Calculating area defined by curves $L_1: y=-x \text{, } L_2:y^2+x^2=4 \text{ and } L_3:x=0$ using multible integrals and Polar coordinates

Question

I need to find an area that is formed by three curves: $L_1: y=-x \text{, } L_2:y^2+x^2=4 \text{ and } L_3:x=0$. I understand that these curves make two different areas, so I am trying to compute both of them.
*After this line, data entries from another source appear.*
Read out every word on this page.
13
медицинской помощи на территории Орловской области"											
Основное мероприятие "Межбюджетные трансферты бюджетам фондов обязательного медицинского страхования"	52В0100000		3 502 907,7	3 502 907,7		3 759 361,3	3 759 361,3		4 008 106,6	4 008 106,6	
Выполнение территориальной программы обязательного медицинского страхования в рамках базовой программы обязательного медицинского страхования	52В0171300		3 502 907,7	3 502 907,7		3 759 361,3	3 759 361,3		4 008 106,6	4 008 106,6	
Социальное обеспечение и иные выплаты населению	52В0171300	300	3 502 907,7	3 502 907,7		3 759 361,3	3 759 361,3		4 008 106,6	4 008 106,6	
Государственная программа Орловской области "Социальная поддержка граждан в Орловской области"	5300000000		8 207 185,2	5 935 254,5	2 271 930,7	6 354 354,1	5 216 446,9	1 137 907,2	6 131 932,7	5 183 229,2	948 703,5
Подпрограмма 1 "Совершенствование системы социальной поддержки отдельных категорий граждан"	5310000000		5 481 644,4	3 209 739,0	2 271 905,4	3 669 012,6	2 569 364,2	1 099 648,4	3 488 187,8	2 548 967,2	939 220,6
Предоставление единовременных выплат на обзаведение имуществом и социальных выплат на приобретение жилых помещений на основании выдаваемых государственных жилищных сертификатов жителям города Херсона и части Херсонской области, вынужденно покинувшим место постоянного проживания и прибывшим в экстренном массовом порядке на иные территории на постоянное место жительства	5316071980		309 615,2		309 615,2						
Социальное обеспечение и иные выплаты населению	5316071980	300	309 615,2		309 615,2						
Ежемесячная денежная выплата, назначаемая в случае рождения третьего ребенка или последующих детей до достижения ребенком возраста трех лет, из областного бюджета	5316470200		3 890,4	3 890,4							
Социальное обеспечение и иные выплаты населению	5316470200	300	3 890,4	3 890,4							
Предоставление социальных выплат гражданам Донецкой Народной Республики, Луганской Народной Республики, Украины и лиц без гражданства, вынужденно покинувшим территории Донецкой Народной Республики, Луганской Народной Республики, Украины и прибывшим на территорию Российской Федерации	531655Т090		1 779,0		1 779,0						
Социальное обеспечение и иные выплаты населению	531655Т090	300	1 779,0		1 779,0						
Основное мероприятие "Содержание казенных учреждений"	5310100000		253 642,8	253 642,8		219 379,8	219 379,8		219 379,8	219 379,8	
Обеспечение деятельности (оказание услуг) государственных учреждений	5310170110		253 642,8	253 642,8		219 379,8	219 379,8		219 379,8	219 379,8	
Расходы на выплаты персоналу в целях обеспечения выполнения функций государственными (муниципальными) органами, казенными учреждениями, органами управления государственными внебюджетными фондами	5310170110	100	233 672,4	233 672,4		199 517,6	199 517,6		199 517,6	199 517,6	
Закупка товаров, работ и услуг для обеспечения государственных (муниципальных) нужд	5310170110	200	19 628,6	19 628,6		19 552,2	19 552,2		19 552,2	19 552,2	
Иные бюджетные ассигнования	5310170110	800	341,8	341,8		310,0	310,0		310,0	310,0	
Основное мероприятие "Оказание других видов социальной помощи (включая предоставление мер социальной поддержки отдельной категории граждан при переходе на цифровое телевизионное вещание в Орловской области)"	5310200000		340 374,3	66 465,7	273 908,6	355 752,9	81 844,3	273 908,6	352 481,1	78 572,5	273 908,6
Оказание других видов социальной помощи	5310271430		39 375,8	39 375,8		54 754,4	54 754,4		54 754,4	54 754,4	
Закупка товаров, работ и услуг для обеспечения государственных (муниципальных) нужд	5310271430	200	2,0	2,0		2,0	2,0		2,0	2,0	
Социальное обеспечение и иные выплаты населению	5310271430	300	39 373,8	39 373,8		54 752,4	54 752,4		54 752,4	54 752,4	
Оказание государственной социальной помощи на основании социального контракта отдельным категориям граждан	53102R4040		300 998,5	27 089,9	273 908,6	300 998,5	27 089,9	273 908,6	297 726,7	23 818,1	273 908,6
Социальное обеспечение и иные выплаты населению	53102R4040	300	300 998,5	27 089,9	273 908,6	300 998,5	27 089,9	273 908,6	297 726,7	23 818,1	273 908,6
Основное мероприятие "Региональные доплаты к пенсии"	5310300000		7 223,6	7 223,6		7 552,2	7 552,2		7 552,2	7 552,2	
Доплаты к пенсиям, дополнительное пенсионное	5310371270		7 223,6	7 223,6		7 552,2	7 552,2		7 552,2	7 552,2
So, as I understand the integrals that need to be computed is $$\int^{\frac{3\pi}{4}}_{\frac{-\pi}{4}}\int^2_0r^3sin\theta cos\theta drd\theta=4\int^{\frac{3\pi}{4}}_{\frac{-\pi}{4}} sin\theta cos\theta d\theta =2(sin^2(\theta)\left.\right|^{\frac{3\pi}{4}}_{-\frac{\pi}{4}}) =2(\frac{\sqrt{2}}{{2}}+\frac{\sqrt{2}}{{2}})=2\sqrt{2}$$

Is it correct or have I made a mistake?

The second area:

$$\int^{\frac{\pi}{2}}_{\frac{3\pi}{4}}\int^2_0 r^3sin\theta cos\theta = 2(sin^2(\theta)\left.\right|^{\frac{\pi}{2}}_{\frac{3\pi}{4}})=2(1-\frac{\sqrt{2}}{2})=2-\sqrt{2}$$

Answer 1

There are four finite regions.

The region with (polar) angles between $-\pi/4$ and $\pi/2$ has area $$ \int_0^2 \int_{-\pi/4}^{\pi/2} r \,\mathrm{d}\theta \,\mathrm{d}r = \int_0^2 \frac{3\pi}{4} r \,\mathrm{d}r = \left. \frac{3\pi}{4} \frac{r^2}{2} \right|^2_0 = \frac{3\pi}{2} \text{.} $$

The areas of the other three regions are entirely analogous.

Answer 2

I'm assuming the region is defined as:

Why work so hard with integrals? The area is the sum of a quarter of a circular disk of radius $2$ and a right triangle with sides equal $2$:

$$A = \frac{1}{4} \pi 2^2 + \frac{1}{2} 2 \cdot 2$$

The first portion is trivial in polar coordinates:

$$A_1 =\int\limits_{\theta = 0}^{\pi/4} 2 \theta d\theta$$

The second is only slightly more tricky:

$$\int\limits_{\theta = 0}^{-\pi/4} \frac{2 \theta}{\cos \theta}\ d\theta$$